Um so wichtiger ist es also, wenn die Entscheidung zur PCI getroffen wird, dass diese nach aktuellen Standards erfolgen muss. Bei Patient:innen mit schlechter Herzleistung und koronarer Dreigefäßerkrankung sollte das Ziel für uns Kardiolog:innen eine Komplettrevaskularisation sein. Das legen die Daten aus der SYNTAX-extended-Studie nahe: Mit einer Komplettrevaskularisation können wir deutlich bessere Ergebnisse erzielen als nur mit der Behandlung der culprit lesion, also der Behandlung von nur einer einzigen hochgradigen Stenose. Patient:innen zeigen hierbei eine reduzierte Ereignisrate und auch die Herzfunktion kann sich verbessern.

 

Für ein optimales Ergebnis heißt das, nach den aktuellen Standards vorzugehen.
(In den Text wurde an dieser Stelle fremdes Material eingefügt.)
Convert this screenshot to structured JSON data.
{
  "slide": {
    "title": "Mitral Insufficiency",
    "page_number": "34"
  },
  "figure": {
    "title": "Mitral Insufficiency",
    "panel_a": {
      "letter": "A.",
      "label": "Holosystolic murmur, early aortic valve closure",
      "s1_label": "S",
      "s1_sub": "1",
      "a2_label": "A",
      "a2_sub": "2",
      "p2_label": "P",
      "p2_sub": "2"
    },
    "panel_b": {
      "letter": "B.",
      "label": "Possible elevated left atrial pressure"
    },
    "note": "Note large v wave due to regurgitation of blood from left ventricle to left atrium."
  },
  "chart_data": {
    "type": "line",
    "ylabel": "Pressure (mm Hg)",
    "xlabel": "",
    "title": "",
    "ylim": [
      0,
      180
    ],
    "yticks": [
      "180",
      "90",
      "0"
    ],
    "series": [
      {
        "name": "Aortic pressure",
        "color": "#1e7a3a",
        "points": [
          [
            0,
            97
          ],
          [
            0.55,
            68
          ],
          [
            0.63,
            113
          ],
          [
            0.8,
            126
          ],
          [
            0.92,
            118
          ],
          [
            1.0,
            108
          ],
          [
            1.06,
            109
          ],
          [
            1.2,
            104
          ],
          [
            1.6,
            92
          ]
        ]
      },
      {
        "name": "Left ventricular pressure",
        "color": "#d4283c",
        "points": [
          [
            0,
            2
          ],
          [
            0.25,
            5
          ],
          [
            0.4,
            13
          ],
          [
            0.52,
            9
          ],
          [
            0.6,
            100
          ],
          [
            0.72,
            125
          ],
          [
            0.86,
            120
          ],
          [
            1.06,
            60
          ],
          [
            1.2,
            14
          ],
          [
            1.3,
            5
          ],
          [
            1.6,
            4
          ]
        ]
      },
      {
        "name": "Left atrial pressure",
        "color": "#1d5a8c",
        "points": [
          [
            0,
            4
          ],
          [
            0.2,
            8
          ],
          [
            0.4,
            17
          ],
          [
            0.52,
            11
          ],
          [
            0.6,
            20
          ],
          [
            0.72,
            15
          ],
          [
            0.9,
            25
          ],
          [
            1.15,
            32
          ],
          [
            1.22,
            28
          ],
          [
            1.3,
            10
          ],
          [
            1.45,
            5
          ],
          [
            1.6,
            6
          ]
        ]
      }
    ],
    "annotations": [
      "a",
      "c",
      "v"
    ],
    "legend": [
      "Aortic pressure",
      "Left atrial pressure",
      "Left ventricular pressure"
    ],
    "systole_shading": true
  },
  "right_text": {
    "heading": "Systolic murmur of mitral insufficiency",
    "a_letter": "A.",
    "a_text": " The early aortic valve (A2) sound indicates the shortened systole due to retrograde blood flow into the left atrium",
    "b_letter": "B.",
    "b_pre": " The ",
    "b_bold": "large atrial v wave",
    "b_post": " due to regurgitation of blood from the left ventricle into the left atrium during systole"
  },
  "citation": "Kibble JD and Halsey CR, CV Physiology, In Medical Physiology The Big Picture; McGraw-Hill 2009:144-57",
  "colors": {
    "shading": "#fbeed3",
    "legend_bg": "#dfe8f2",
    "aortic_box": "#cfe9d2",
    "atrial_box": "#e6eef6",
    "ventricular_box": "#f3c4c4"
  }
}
Wichtige Aspekte dabei sind:

 

  1. Physiologisch geführte PCI: Zunächst müssen wir wissen, welcher Teil des Myokards irreversibel geschädigt ist und bei welchem ein Stent noch Sinn macht. Es muss ein Ischämienachweis zur Vitalität des Gewebes und der funktionellen Relevanz der zu behandelnden Stenose erbracht werden, um die betroffene Myokardregion zu beurteilen.
  2. Intravaskuläre Bildgebung: In den letzten Jahren haben wir festgestellt, dass wir es häufig mit komplexen Läsionen zu tun haben, z. B. Bifurkationsstenosen und Hauptstammstenosen, wo mehrere Areale zusammentreffen. Bildgebende Verfahren sind hier von größter Wichtigkeit, um die Intervention zielgenau durchzuführen und optimale Ergebnisse zu erzielen.
  3. Eine hohe Erfolgsrate bei Wiedereröffnung von chronischen Gefäßverschlüssen ist unbedingt anzustreben (Ziel >85%)

 

Abschließend möchte ich einen Ausblick auf zwei wichtige Studien geben, die uns weitere Erkenntnisse zur interventionellen Behandlung dieser Patientengruppe vermitteln werden:

 

  • ILUMIEN-4: Hier wird beleuchtet werden, wie wichtig die intravaskuläre Bildgebung bei Patient:innen mit so komplexen Erkrankungen ist. Insbesondere wird hierbei auf die optische Kohärenztomographie (OCT) eingegangen. Aktuell ist der Patienteneinschluss abgeschlossen, die Studie wird voraussichtlich noch in diesem Jahr publiziert.
  • PROTECT 4: Bei interventionellen Eingriffen an Herzkranzgefäßen kann es bei Patient:innen mit schlechter Herzleistung akut zu einer weiteren Verschlechterung der Herzleistung kommen und zur Dekompensation führen, im schlimmsten Fall mit fatalen Folgen. Deswegen gibt es seit einigen Jahren mechanische Systeme, die den Herzkreislauf temporär während komplexer Eingriffe unterstützen, wie ECMO oder Impella®. Man spricht hierbei von Protected PCI. Hierzu gibt es ebenfalls noch keine ausreichenden Daten. Die PROTECT-4-Studie soll das ändern. Aktuell werden Patient:innen eingeschlossen.